ROS gradually increases with aging, which contributes to poor fertility in aged females [
35,
36]. Oxidative stress occurs when ROS production exceeds the antioxidant defense capacity of cells [
37]. The endogenous antioxidants include SOD, GSH-PX, and T-AOC, which play an important role in protecting the cellular structures from the damage of ROS induced by aging in laying hens [
38]. MDA is a metabolic product of lipid peroxidation and is a biomarker of oxidative stress. GSH-PX is a Se-dependent enzyme that catalyzes the reduction of hydrogen peroxide and organic peroxides to water [
39]. In the present study, dietary Se supplementation increased T-AOC in the ovary. This is consistent with the results of previous studies [
30,
40]. Our study showed that SEC, SEY, and SEC + SEY tended to elevate GSH-PX activity and reduced MDA levels in the ovaries of hens. In agreement with our results, Jing et al. reported [
41] that hens fed organic Se had increased GSH-PX activity and decreased MDA content in plasma. This may be attributed to the fact that the organic sources of Se (SEC and SEY) mainly exist in the form of selenoproteins and have high bioavailability. Se exerts its antioxidant function by incorporation into selenoproteins. It is believed that selenoproteins such as GPX1, GPX3, GPX4, and Selenof can eliminate the accumulating ROS and mitigate the oxidative stress during ovarian follicle development [
42]. In our study, dietary supplementation with different Se sources up-regulated the mRNA expression of
Selenof and
GPX1 in the ovary. SEC supplementation also increased the mRNA expression of ovarian
GPX4. In agreement with our study, Yang et al. indicated [
13] that dietary Se elevated the mRNA expression of
GPX1,
GPX3,
GPX4, and
Selenof in ovaries of aging mice, ameliorating the ovarian oxidative stress induced by aging. Thus, our results indicated that SEC improved the ovarian antioxidant capacity, alleviating ovarian aging.

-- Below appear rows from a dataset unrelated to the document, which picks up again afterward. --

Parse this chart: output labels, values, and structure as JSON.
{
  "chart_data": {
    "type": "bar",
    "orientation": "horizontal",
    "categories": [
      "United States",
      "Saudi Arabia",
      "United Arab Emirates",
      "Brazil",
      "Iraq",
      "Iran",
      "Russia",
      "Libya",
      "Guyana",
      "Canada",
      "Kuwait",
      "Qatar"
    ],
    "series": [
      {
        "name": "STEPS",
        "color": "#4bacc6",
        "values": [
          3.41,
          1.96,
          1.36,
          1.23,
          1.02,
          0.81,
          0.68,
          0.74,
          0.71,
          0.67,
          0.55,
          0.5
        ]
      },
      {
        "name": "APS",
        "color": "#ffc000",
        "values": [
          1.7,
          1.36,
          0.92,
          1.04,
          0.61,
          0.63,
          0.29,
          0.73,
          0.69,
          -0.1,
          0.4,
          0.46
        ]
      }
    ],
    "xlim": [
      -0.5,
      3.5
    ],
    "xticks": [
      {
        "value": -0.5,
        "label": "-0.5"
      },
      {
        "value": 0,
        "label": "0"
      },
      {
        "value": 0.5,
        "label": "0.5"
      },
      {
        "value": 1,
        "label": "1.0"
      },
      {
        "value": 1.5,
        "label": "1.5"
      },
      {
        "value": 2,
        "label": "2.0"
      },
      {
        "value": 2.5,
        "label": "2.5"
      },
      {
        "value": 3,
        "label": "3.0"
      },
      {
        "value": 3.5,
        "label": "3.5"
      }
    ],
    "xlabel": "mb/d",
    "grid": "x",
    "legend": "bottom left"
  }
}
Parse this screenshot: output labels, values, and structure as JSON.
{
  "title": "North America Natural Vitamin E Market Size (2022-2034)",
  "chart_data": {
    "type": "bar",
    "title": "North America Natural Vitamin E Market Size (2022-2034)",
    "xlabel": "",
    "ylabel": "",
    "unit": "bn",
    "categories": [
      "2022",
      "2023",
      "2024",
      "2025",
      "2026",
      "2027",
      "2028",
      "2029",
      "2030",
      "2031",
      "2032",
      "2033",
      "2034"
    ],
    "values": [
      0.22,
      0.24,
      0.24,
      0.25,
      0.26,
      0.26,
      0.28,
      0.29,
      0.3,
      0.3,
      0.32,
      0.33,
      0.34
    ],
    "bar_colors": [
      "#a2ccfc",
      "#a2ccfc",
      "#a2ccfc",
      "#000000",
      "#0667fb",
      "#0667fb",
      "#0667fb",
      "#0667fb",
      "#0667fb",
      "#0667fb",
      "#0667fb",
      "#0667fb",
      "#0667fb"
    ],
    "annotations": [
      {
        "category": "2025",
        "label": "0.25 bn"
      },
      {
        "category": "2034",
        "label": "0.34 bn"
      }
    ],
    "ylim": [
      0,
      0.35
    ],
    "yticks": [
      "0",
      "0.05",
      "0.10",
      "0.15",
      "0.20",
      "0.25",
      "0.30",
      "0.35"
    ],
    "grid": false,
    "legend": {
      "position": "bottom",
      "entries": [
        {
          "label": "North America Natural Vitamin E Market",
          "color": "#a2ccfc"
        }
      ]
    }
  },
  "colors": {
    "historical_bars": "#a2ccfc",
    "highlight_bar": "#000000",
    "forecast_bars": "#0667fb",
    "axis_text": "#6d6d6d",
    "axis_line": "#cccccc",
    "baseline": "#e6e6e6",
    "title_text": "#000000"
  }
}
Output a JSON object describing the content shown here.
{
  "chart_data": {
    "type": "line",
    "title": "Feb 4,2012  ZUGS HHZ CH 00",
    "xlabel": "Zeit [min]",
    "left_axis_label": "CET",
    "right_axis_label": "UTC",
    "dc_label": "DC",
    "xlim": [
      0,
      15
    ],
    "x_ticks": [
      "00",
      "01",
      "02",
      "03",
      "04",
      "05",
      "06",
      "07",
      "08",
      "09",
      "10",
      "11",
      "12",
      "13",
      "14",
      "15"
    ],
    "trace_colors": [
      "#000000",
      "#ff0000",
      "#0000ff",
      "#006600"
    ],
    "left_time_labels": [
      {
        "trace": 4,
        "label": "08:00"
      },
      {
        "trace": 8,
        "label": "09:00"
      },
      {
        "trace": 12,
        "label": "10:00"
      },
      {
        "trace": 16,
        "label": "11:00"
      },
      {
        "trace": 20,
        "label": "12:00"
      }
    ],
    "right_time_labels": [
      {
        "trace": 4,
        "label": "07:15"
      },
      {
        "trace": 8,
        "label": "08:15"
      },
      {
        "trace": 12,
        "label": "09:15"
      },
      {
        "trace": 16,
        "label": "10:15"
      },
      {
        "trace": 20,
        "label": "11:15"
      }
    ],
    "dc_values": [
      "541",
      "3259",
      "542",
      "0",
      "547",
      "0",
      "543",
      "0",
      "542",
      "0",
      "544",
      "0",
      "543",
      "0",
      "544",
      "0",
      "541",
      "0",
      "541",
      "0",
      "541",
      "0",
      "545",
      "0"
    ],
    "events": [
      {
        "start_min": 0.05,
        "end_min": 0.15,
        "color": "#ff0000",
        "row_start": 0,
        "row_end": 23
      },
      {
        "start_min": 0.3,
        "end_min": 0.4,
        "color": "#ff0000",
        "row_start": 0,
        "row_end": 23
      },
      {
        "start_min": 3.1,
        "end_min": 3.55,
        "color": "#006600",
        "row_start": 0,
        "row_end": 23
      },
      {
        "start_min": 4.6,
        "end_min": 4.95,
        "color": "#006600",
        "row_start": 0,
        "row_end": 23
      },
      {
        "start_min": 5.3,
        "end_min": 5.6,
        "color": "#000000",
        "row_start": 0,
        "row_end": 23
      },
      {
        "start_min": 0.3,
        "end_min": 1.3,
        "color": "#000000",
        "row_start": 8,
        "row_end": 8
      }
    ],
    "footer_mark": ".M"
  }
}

The Nrf2/Keap1 signaling pathway plays an important role in the resistance to oxidative stress [
7,
43]. As a key factor, Nrf2 activates the oxidative stress defense system to regulate the transcription of antioxidant genes, such as
SOD,
GSH-PX, and catalase (
CAT) [
44]. Keap1 is a negative regulator of Nrf2 [
45]. Liu et al. indicated [
32] that the Nrf2/Keap1 pathway was down-regulated during the ovarian aging process. Reszka et al. demonstrated [
46] that plasma Se levels were negatively correlated with
Keap1 mRNA levels and positively correlated with
Nrf2 mRNA levels in the peripheral blood leukocytes of humans. Similar to previous research, our study indicated that SEC or SEC + SEY supplementation up-regulated the mRNA expression of
Nrf2 and down-regulated that of
Keap1 in the ovaries of laying hens. Furthermore, SEC and SEY supplementation increased Nrf2/Keap1 downstream antioxidant enzyme signals such as
HO-1 and
NQO1 mRNA expression in the ovary. These results suggested that the antioxidant effect of SEC might be associated with the activation of the Nfr2/Keap1 signaling pathway.